Lors des premières investigations, une pierre ensanglantée a été trouvée à proximité du corps, soulevant ainsi de nombreuses questions autour des circonstances de ce décès. Selon des sources policières, la mère de la victime met en cause le compagnon de sa fille, un homme récemment sorti de prison. Cette accusation ajoute une dimension tragique à cette affaire déjà bouleversante.
Une enquête de flagrance pour homicide volontaire a été ouverte et confiée au service local de la police judiciaire (SLPJ 06), qui s'attachera à déterminer les circonstances exactes de ce drame. Les autorités multiplient les investigations pour recueillir des éléments pouvant permettre d'éclaircir la situation. Des experts judiciaires et des criminologues s'expriment sur la nécessité d'analyser les éléments de preuve avec soin, particulièrement dans des affaires aussi sensibles. Jean Dupont, criminologue à Nice, souligne : "Chaque détail compte dans une enquête d'homicide. Une pierre ensanglantée peut valoir son pesant d'or si elle est reliée à l'arme du crime."
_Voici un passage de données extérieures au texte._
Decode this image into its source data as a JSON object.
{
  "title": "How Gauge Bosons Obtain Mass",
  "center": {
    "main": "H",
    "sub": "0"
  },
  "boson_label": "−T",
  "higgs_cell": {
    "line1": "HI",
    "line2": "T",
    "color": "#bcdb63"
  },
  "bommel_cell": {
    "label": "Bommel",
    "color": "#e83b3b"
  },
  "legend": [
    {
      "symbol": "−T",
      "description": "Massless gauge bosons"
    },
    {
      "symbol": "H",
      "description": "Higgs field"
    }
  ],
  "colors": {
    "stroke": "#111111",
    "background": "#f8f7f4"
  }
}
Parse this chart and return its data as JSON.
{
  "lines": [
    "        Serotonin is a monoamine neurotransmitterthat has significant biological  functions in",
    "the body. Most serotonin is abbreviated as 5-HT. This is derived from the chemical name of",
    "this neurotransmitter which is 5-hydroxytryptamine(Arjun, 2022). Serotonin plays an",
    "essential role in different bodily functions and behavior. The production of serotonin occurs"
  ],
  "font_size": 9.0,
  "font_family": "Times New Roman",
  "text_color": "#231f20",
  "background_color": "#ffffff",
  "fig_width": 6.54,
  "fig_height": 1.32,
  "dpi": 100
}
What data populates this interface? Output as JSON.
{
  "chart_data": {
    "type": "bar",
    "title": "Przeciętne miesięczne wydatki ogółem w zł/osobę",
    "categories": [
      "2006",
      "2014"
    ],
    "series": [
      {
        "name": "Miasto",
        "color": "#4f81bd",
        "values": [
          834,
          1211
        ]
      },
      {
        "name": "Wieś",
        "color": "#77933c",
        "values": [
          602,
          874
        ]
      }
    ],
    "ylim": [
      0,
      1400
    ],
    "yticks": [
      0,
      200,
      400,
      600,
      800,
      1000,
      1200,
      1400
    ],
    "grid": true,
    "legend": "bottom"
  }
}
Pour l’instant, les enquêteurs cherchent à recueillir les témoignages des voisins et amis de la victime pour mieux comprendre son cercle social et les relations qu'elle entretenait. Les proches de la femme sont sous le choc, et les questions se multiplient concernant l'état psychologique de son compagnon.
Cette tragédie rappelle à quel point la violence domestique est un problème persistant en France et appelle à une réflexion plus large sur les moyens de prévenir de telles tragédies à l'avenir.